On Drugstore Heaven, embracing the personal also has its joyful side. The EP’s punchiest moment, “Left Alone,” emerges as bright and bouncy anthem celebrating the bliss of solitude, while closer “Pink Honey” is a lavishly romantic number built on ethereal vocals, delicate guitar tones, and luminous synth. “I was trying to turn that one into a sweeping love song, like something out of Casablanca,” says Tortoriello.

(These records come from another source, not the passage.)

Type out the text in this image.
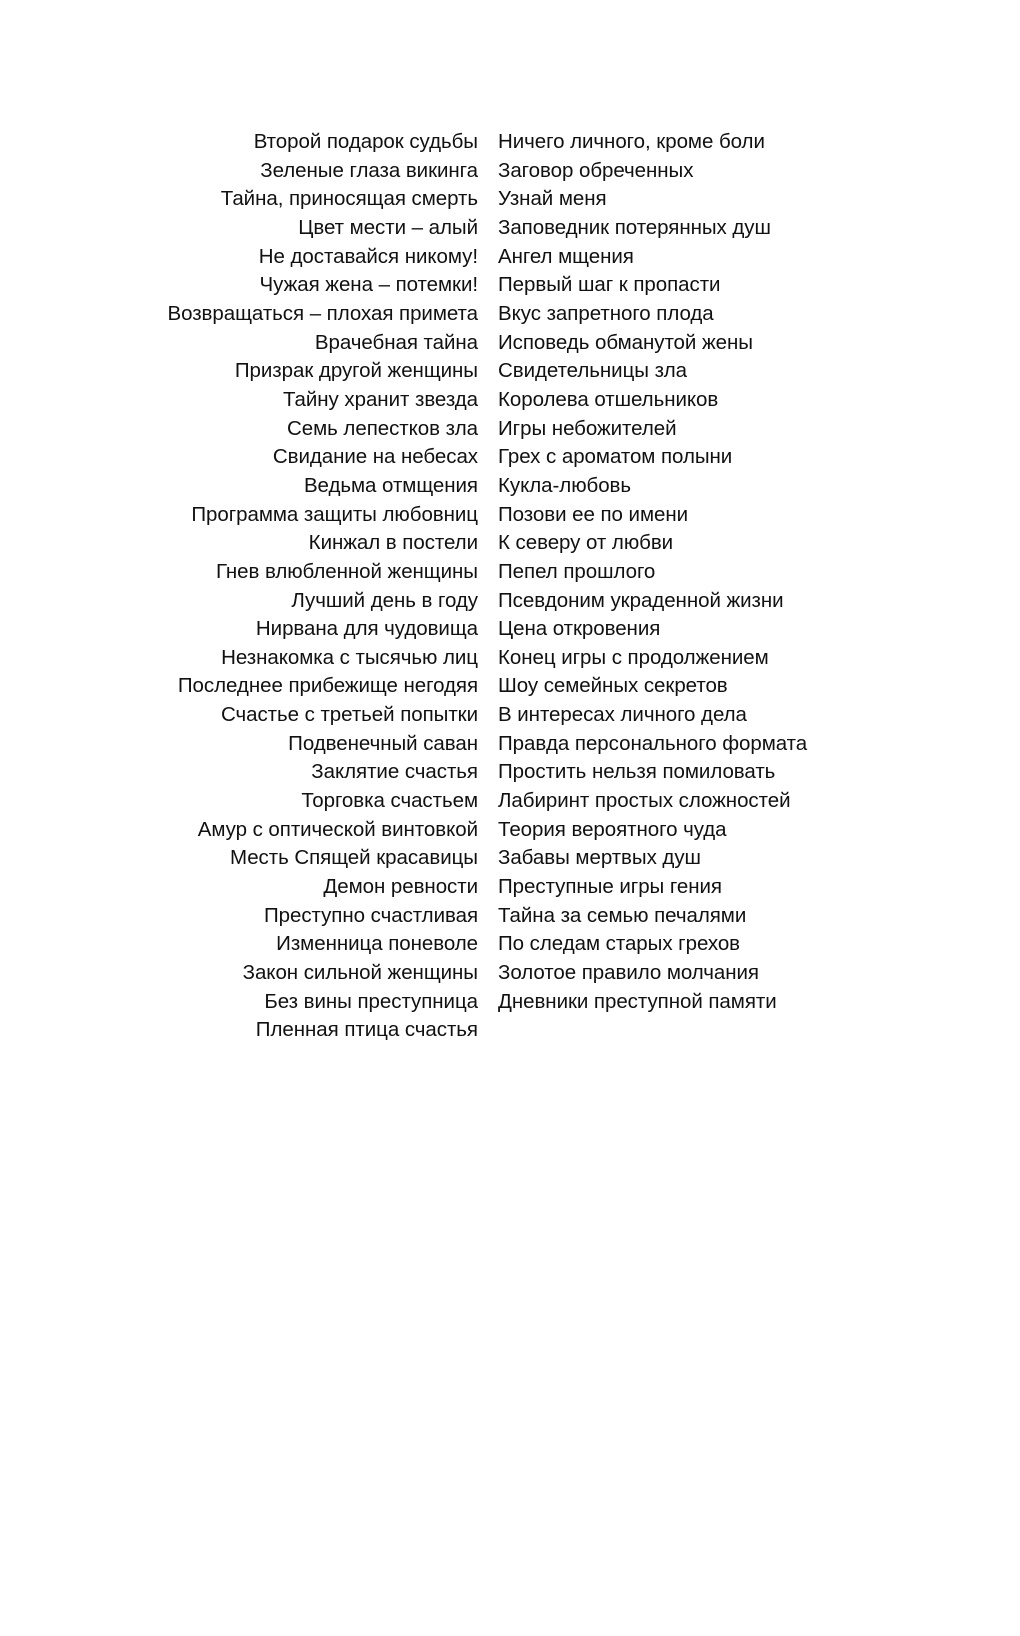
Второй подарок судьбы
Зеленые глаза викинга
Тайна, приносящая смерть
Цвет мести – алый
Не доставайся никому!
Чужая жена – потемки!
Возвращаться – плохая примета
Врачебная тайна
Призрак другой женщины
Тайну хранит звезда
Семь лепестков зла
Свидание на небесах
Ведьма отмщения
Программа защиты любовниц
Кинжал в постели
Гнев влюбленной женщины
Лучший день в году
Нирвана для чудовища
Незнакомка с тысячью лиц
Последнее прибежище негодяя
Счастье с третьей попытки
Подвенечный саван
Заклятие счастья
Торговка счастьем
Амур с оптической винтовкой
Месть Спящей красавицы
Демон ревности
Преступно счастливая
Изменница поневоле
Закон сильной женщины
Без вины преступница
Пленная птица счастья
Ничего личного, кроме боли
Заговор обреченных
Узнай меня
Заповедник потерянных душ
Ангел мщения
Первый шаг к пропасти
Вкус запретного плода
Исповедь обманутой жены
Свидетельницы зла
Королева отшельников
Игры небожителей
Грех с ароматом полыни
Кукла-любовь
Позови ее по имени
К северу от любви
Пепел прошлого
Псевдоним украденной жизни
Цена откровения
Конец игры с продолжением
Шоу семейных секретов
В интересах личного дела
Правда персонального формата
Простить нельзя помиловать
Лабиринт простых сложностей
Теория вероятного чуда
Забавы мертвых душ
Преступные игры гения
Тайна за семью печалями
По следам старых грехов
Золотое правило молчания
Дневники преступной памяти
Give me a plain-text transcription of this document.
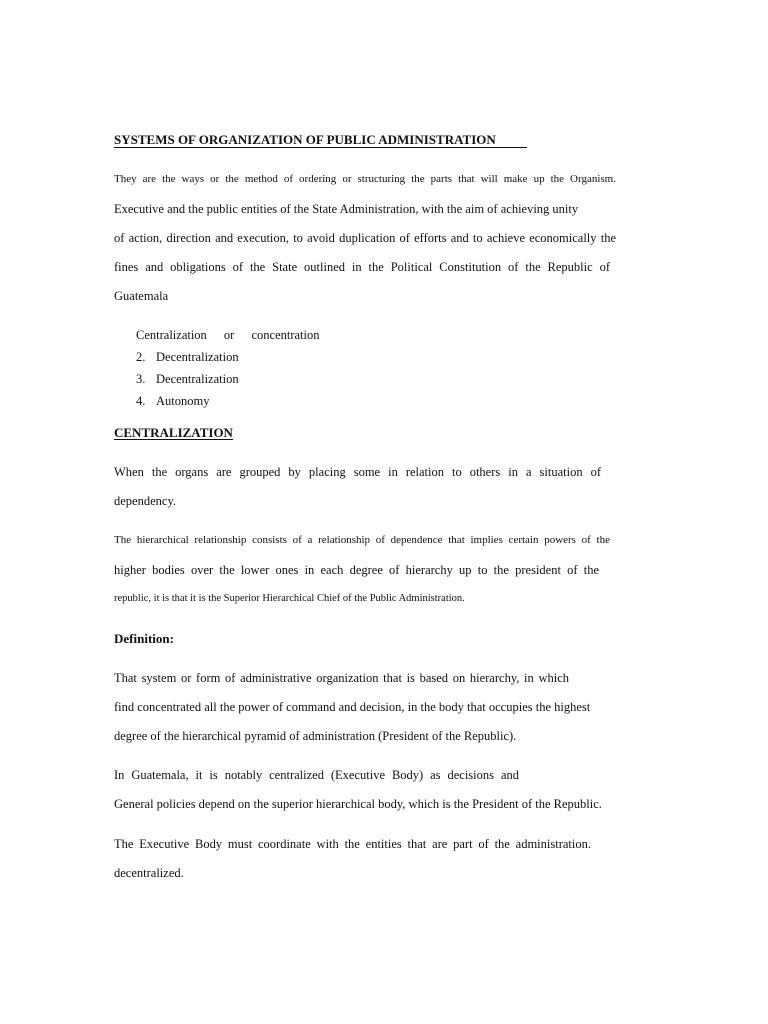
SYSTEMS OF ORGANIZATION OF PUBLIC ADMINISTRATION

They are the ways or the method of ordering or structuring the parts that will make up the Organism.

Executive and the public entities of the State Administration, with the aim of achieving unity

of action, direction and execution, to avoid duplication of efforts and to achieve economically the

fines and obligations of the State outlined in the Political Constitution of the Republic of

Guatemala

Centralization or concentration
2. Decentralization
3. Decentralization
4. Autonomy

CENTRALIZATION

When the organs are grouped by placing some in relation to others in a situation of

dependency.

The hierarchical relationship consists of a relationship of dependence that implies certain powers of the

higher bodies over the lower ones in each degree of hierarchy up to the president of the

republic, it is that it is the Superior Hierarchical Chief of the Public Administration.

Definition:

That system or form of administrative organization that is based on hierarchy, in which

find concentrated all the power of command and decision, in the body that occupies the highest

degree of the hierarchical pyramid of administration (President of the Republic).

In Guatemala, it is notably centralized (Executive Body) as decisions and

General policies depend on the superior hierarchical body, which is the President of the Republic.

The Executive Body must coordinate with the entities that are part of the administration.

decentralized.
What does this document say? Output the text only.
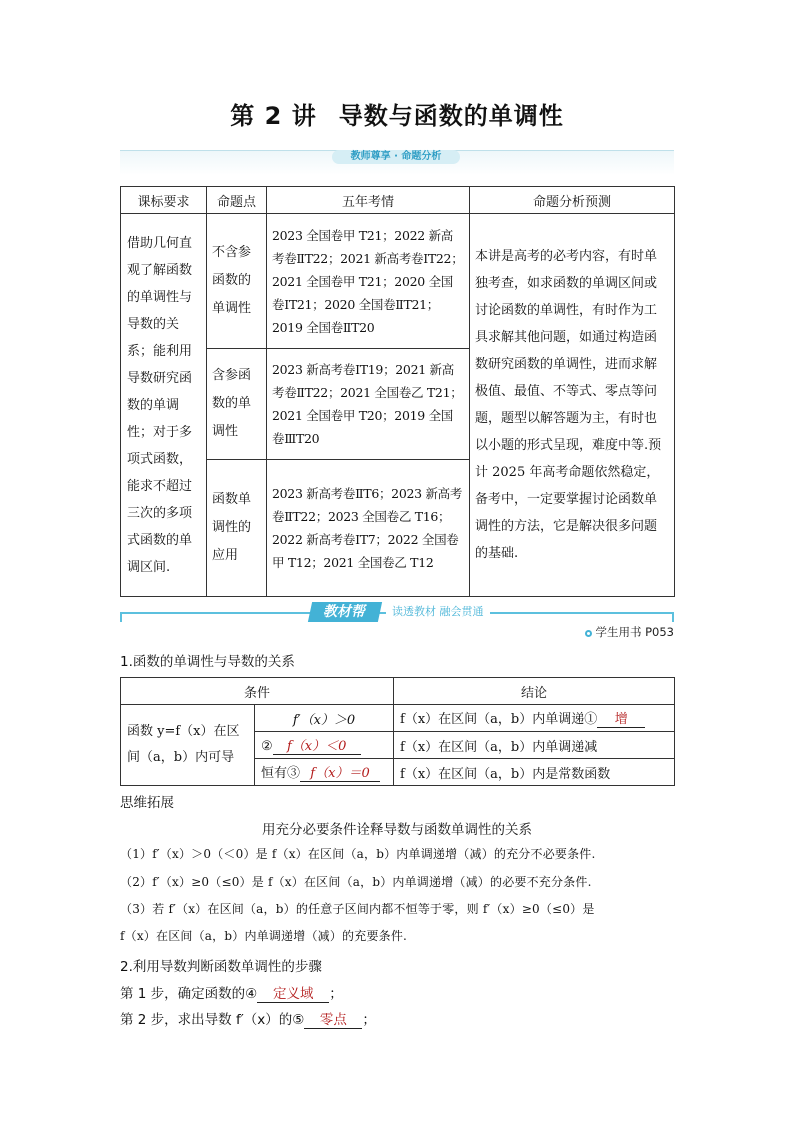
第 2 讲 导数与函数的单调性
教师尊享 · 命题分析
课标要求	命题点	五年考情	命题分析预测
借助几何直观了解函数的单调性与导数的关系；能利用导数研究函数的单调性；对于多项式函数，能求不超过三次的多项式函数的单调区间.	不含参函数的单调性	2023 全国卷甲 T21；2022 新高考卷ⅡT22；2021 新高考卷ⅠT22；2021 全国卷甲 T21；2020 全国卷ⅠT21；2020 全国卷ⅡT21；2019 全国卷ⅡT20	本讲是高考的必考内容，有时单独考查，如求函数的单调区间或讨论函数的单调性，有时作为工具求解其他问题，如通过构造函数研究函数的单调性，进而求解极值、最值、不等式、零点等问题，题型以解答题为主，有时也以小题的形式呈现，难度中等.预计 2025 年高考命题依然稳定，备考中，一定要掌握讨论函数单调性的方法，它是解决很多问题的基础.
	含参函数的单调性	2023 新高考卷ⅠT19；2021 新高考卷ⅡT22；2021 全国卷乙 T21；2021 全国卷甲 T20；2019 全国卷ⅢT20	
	函数单调性的应用	2023 新高考卷ⅡT6；2023 新高考卷ⅡT22；2023 全国卷乙 T16；2022 新高考卷ⅠT7；2022 全国卷甲 T12；2021 全国卷乙 T12	
教材帮	读透教材 融会贯通
学生用书 P053
1.函数的单调性与导数的关系
条件		结论
函数 y=f（x）在区间（a，b）内可导	f′（x）＞0	f（x）在区间（a，b）内单调递① 增
	② f（x）＜0	f（x）在区间（a，b）内单调递减
	恒有③ f（x）＝0	f（x）在区间（a，b）内是常数函数
思维拓展
用充分必要条件诠释导数与函数单调性的关系
（1）f′（x）＞0（＜0）是 f（x）在区间（a，b）内单调递增（减）的充分不必要条件.
（2）f′（x）≥0（≤0）是 f（x）在区间（a，b）内单调递增（减）的必要不充分条件.
（3）若 f′（x）在区间（a，b）的任意子区间内都不恒等于零，则 f′（x）≥0（≤0）是
f（x）在区间（a，b）内单调递增（减）的充要条件.
2.利用导数判断函数单调性的步骤
第 1 步，确定函数的④ 定义域 ；
第 2 步，求出导数 f′（x）的⑤ 零点 ；
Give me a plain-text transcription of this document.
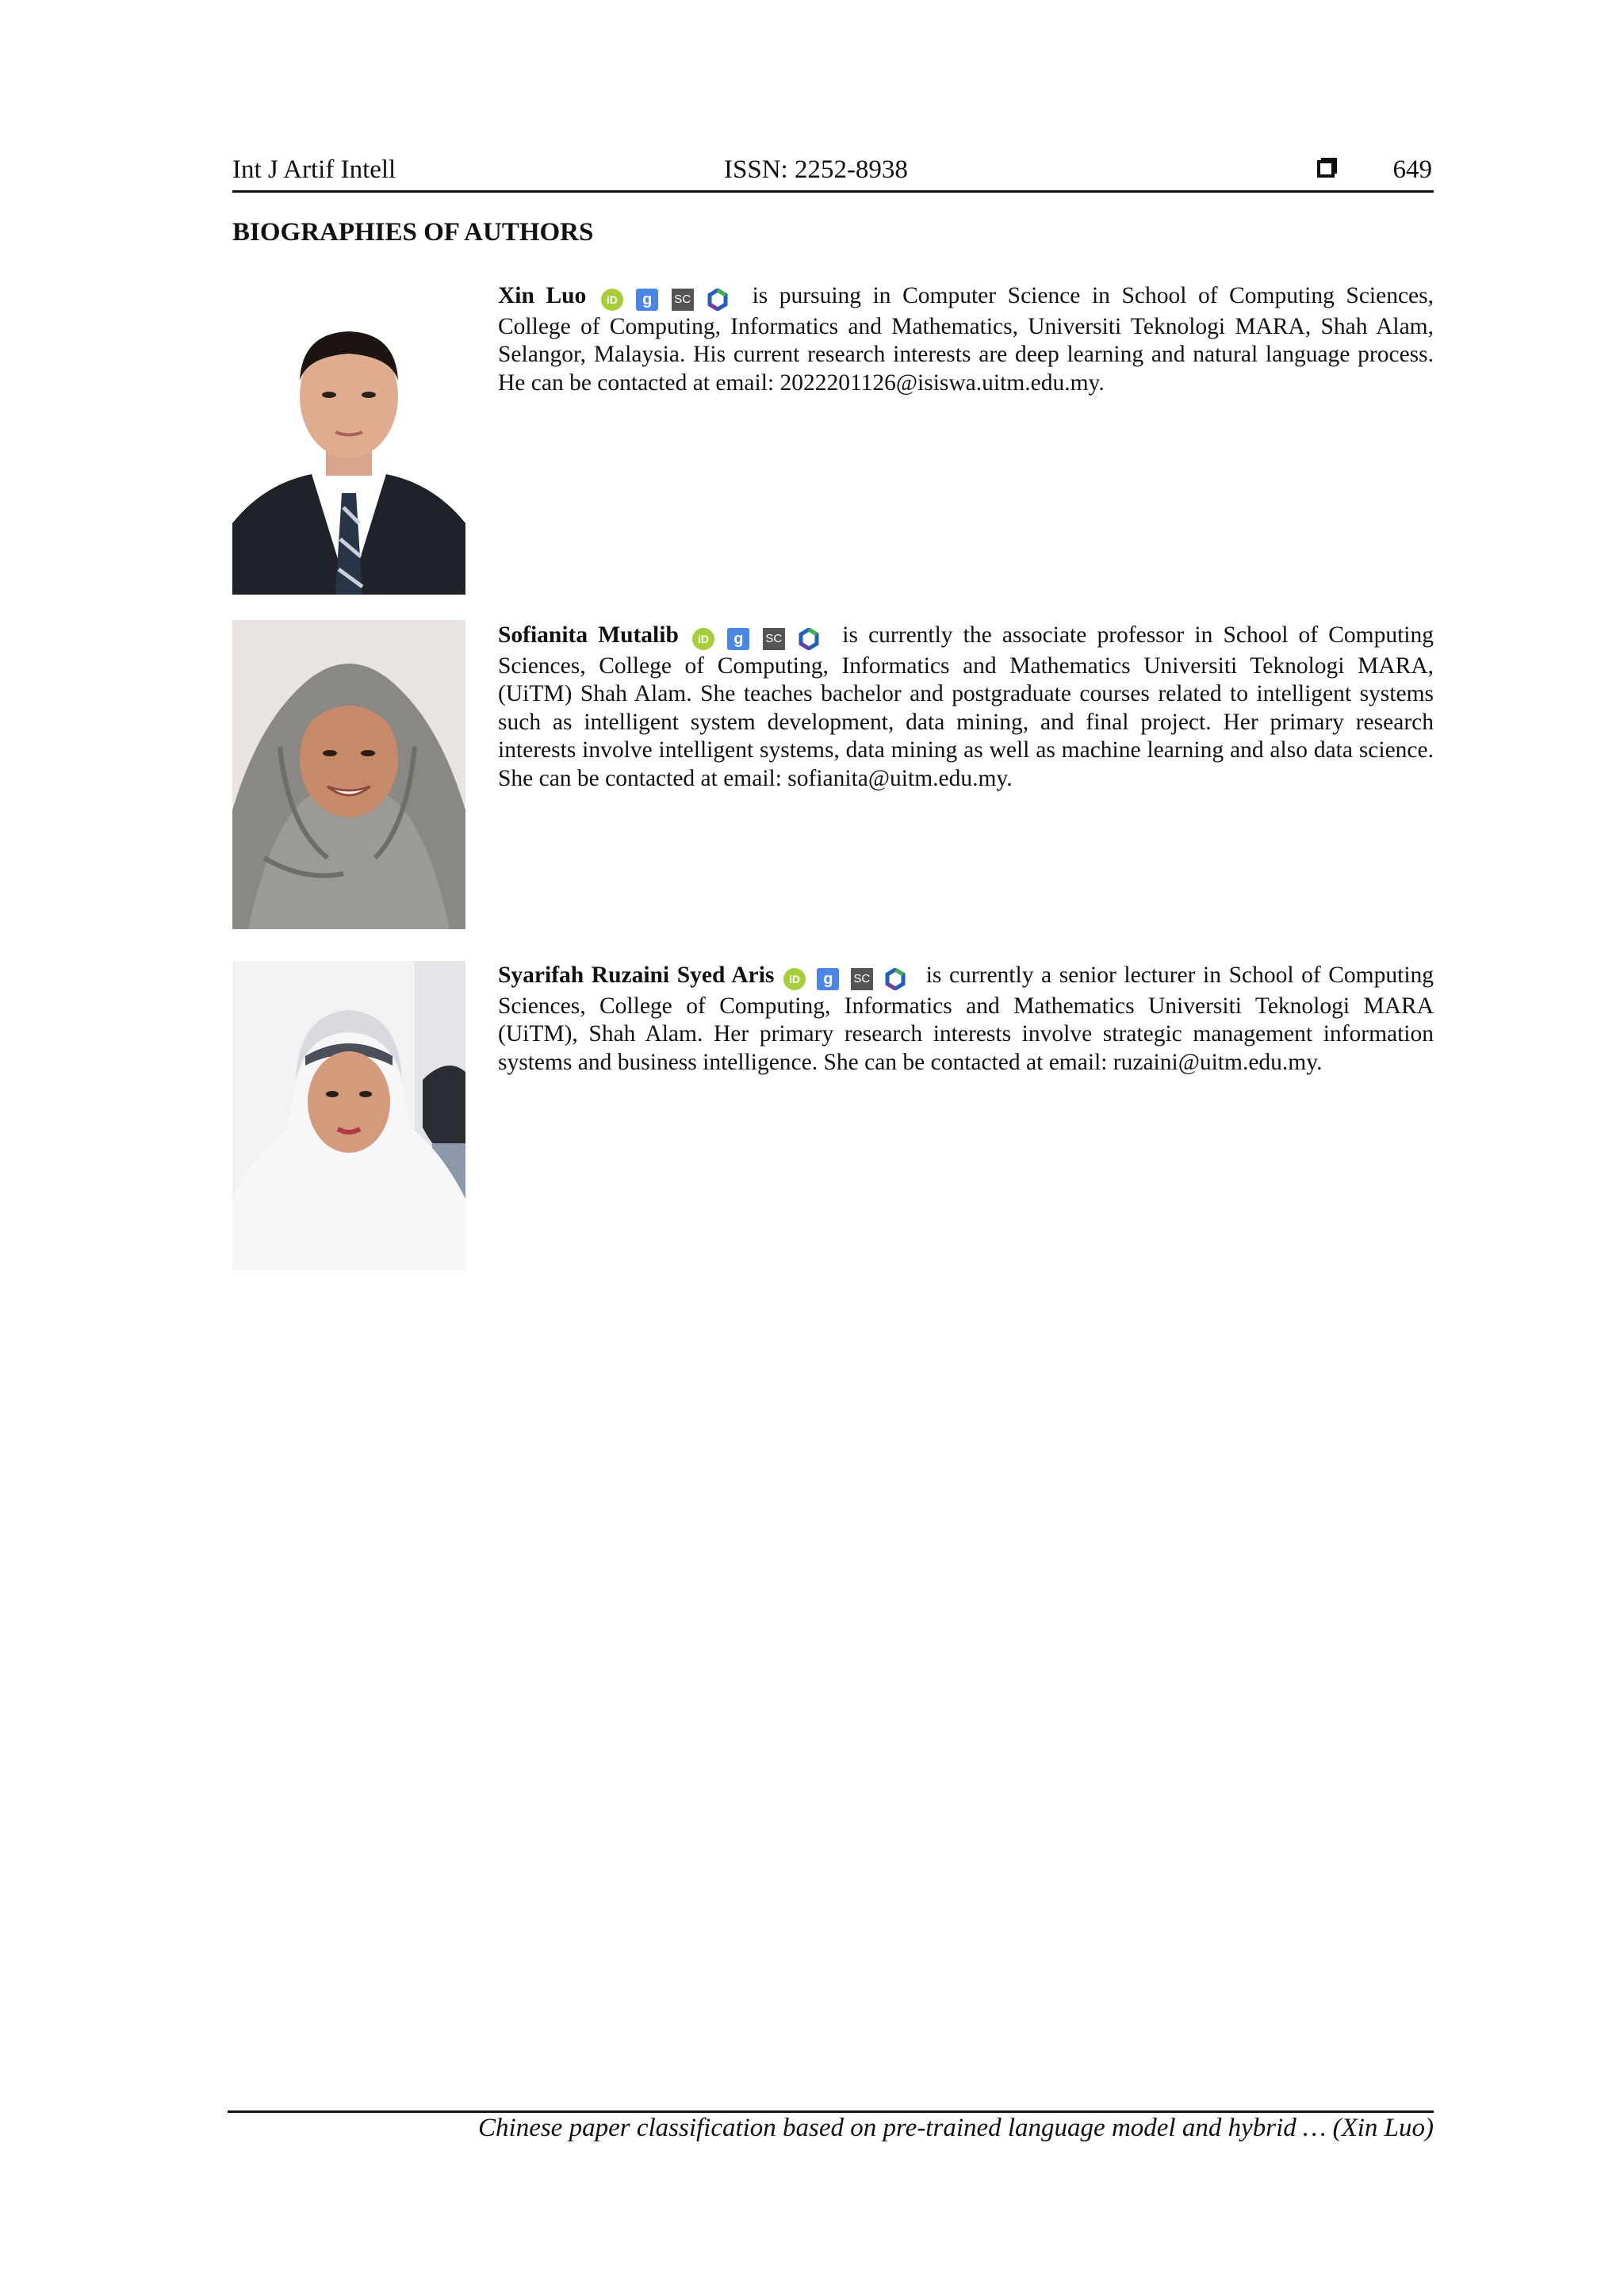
Int J Artif Intell	ISSN: 2252-8938	649
BIOGRAPHIES OF AUTHORS
Xin Luo iD g SC	is pursuing in Computer Science in School of Computing Sciences, College of Computing, Informatics and Mathematics, Universiti Teknologi MARA, Shah Alam, Selangor, Malaysia. His current research interests are deep learning and natural language process. He can be contacted at email: 2022201126@isiswa.uitm.edu.my.
Sofianita Mutalib iD g SC	is currently the associate professor in School of Computing Sciences, College of Computing, Informatics and Mathematics Universiti Teknologi MARA, (UiTM) Shah Alam. She teaches bachelor and postgraduate courses related to intelligent systems such as intelligent system development, data mining, and final project. Her primary research interests involve intelligent systems, data mining as well as machine learning and also data science. She can be contacted at email: sofianita@uitm.edu.my.
Syarifah Ruzaini Syed Aris iD g SC is currently a senior lecturer in School of Computing Sciences, College of Computing, Informatics and Mathematics Universiti Teknologi MARA (UiTM), Shah Alam. Her primary research interests involve strategic management information systems and business intelligence. She can be contacted at email: ruzaini@uitm.edu.my.
Chinese paper classification based on pre-trained language model and hybrid … (Xin Luo)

For Tortoriello, the deepest achievement of Drugstore Heaven lies in building a body of work that feels entirely true to the world in his head. “In the past I’ve felt self-conscious about the person I put forth in my music, but these songs feel very reflective of who I really am,” he says. Being this open still feels new to him, but for the listener, it’s a rewarding glimpse into the mind of a vital and forward-thinking artist.

Your Smith

Your Smith at the Wilma

Minneapolis native Your Smith (aka Caroline Smith), relocated to Los Angeles after signing to Pulse Recording (DRAM, Miike Snow, Gallant, et. al). Inspired by the history of Laurel Canyon and moving through a city that’s been immortalized in music throughout the ages, Smith concocted her own sound, bringing together the funk / R&B “Minneapolis Sound” of her roots and the classic songwriting of the LA folk heroes.

Your Smith is currently wrapping up her debut EP, produced by Tommy English (BØRNS), Stint (Gallant, Aluna George, NAO), and Nicky Davey (Internet, Syd The Kid), arriving on Neon Gold Records (HAIM, Christine & The Queens, et. al) this fall and will commence a full US headline tour in September.